A greedy algorithm for finding a large 2-matching on a random cubic graph

TL;DR

This paper analyzes a greedy algorithm for finding large 2-matchings in random cubic graphs, showing it typically produces a 2-matching with a small number of components proportional to n^{1/5}.

Contribution

It provides a probabilistic analysis of a greedy algorithm's effectiveness in large random cubic graphs, establishing bounds on the number of components in the resulting 2-matching.

Findings

The algorithm outputs a 2-matching with about n^{1/5} components.

The analysis applies with high probability to random 3-regular graphs.

The size of the 2-matching approaches the maximum possible in such graphs.

Abstract

A 2-matching of a graph $G$ is a spanning subgraph with maximum degree two.

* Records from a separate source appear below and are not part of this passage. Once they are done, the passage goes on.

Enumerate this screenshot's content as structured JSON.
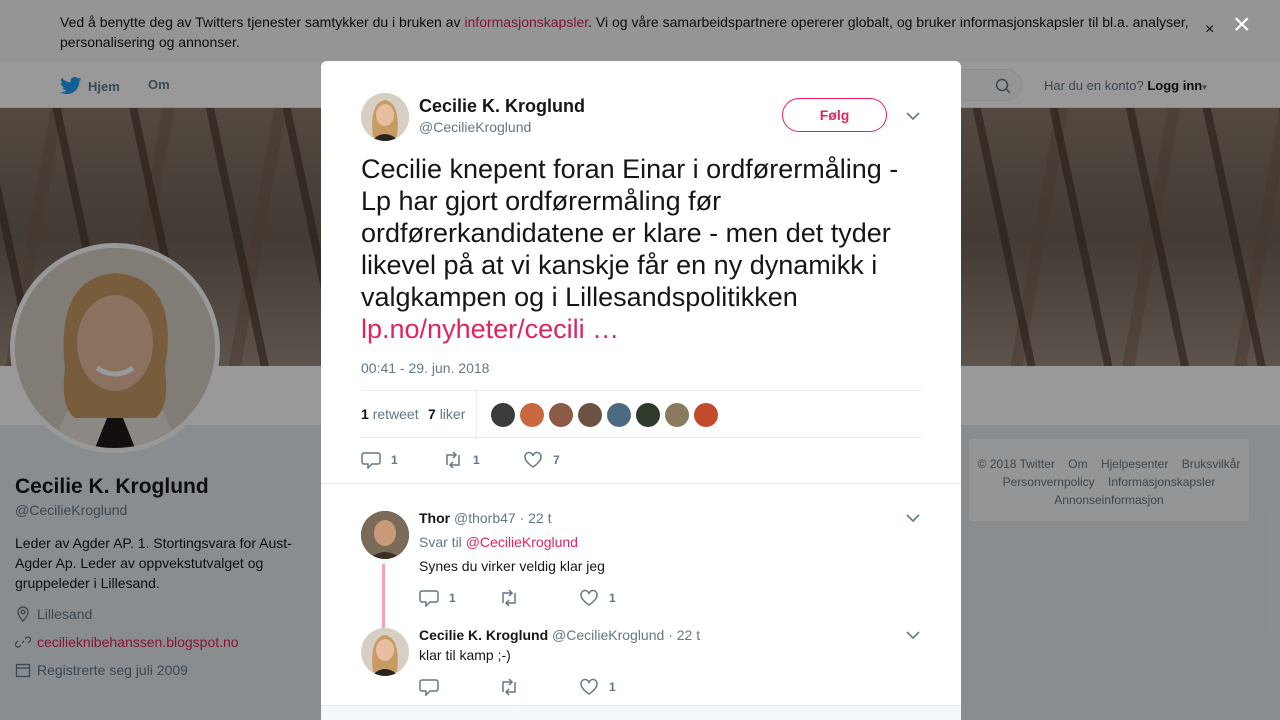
{
  "cookie": {
    "text_before": "Ved å benytte deg av Twitters tjenester samtykker du i bruken av ",
    "link": "informasjonskapsler",
    "text_after": ". Vi og våre samarbeidspartnere opererer globalt, og bruker informasjonskapsler til bl.a. analyser, personalisering og annonser.",
    "close": "×"
  },
  "nav": {
    "home": "Hjem",
    "about": "Om",
    "account_q": "Har du en konto?",
    "login": "Logg inn"
  },
  "profile": {
    "name": "Cecilie K. Kroglund",
    "handle": "@CecilieKroglund",
    "bio": "Leder av Agder AP. 1. Stortingsvara for Aust-Agder Ap. Leder av oppvekstutvalget og gruppeleder i Lillesand.",
    "location": "Lillesand",
    "website": "cecilieknibehanssen.blogspot.no",
    "joined": "Registrerte seg juli 2009"
  },
  "footer": {
    "line1": [
      "© 2018 Twitter",
      "Om",
      "Hjelpesenter",
      "Bruksvilkår"
    ],
    "line2": [
      "Personvernpolicy",
      "Informasjonskapsler"
    ],
    "line3": [
      "Annonseinformasjon"
    ]
  },
  "modal": {
    "close": "×",
    "author_name": "Cecilie K. Kroglund",
    "author_handle": "@CecilieKroglund",
    "follow": "Følg",
    "tweet_text": "Cecilie knepent foran Einar i ordførermåling - Lp har gjort ordførermåling før ordførerkandidatene er klare - men det tyder likevel på at vi kanskje får en ny dynamikk i valgkampen og i Lillesandspolitikken",
    "tweet_link": " lp.no/nyheter/cecili …",
    "time": "00:41 - 29. jun. 2018",
    "retweets_count": "1",
    "retweets_label": "retweet",
    "likes_count": "7",
    "likes_label": "liker",
    "liker_colors": [
      "#3b3b3b",
      "#c9683f",
      "#8c5a46",
      "#6b5044",
      "#4e6a82",
      "#2f3a2c",
      "#8a7a5e",
      "#c44a2e"
    ],
    "actions": {
      "replies": "1",
      "retweets": "1",
      "likes": "7"
    },
    "replies": [
      {
        "name": "Thor",
        "handle": "@thorb47",
        "time": "· 22 t",
        "reply_to_label": "Svar til",
        "reply_to": "@CecilieKroglund",
        "text": "Synes du virker veldig klar jeg",
        "replies": "1",
        "retweets": "",
        "likes": "1"
      },
      {
        "name": "Cecilie K. Kroglund",
        "handle": "@CecilieKroglund",
        "time": "· 22 t",
        "text": "klar til kamp ;-)",
        "replies": "",
        "retweets": "",
        "likes": "1"
      }
    ]
  },
  "colors": {
    "accent": "#e0245e",
    "twitter_blue": "#1da1f2"
  }
}
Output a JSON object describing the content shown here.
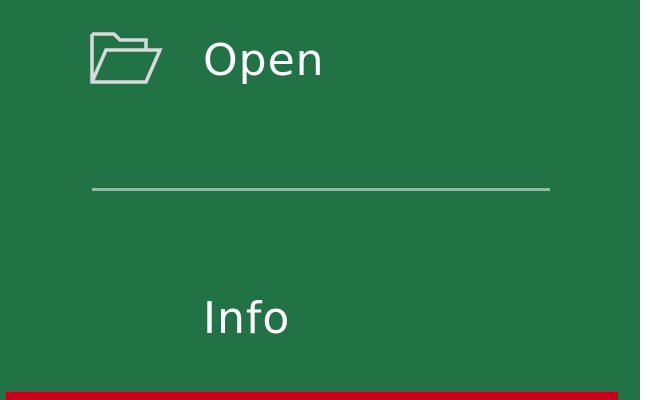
{
  "backstage_menu": {
    "open": {
      "label": "Open",
      "icon": "folder-open-icon"
    },
    "info": {
      "label": "Info"
    }
  },
  "colors": {
    "background": "#217346",
    "text": "#ffffff",
    "divider": "#8fbfa3",
    "highlight": "#c8001e"
  }
}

The size of a 2-matching $U$ is the number of edges in $U$ and this is at least $n-\k(U)$ where $n$ is the number of vertices of $G$ and $\k$ denotes the number of components. In this paper, we analyze the performance of a greedy algorithm \textsc{2greedy} for finding a large 2-matching on a random 3-regular graph. We prove that with high probability, the algorithm outputs a 2-matching $U$ with $\k(U) = \tilde{\Theta}\of{n^{1/5}}$.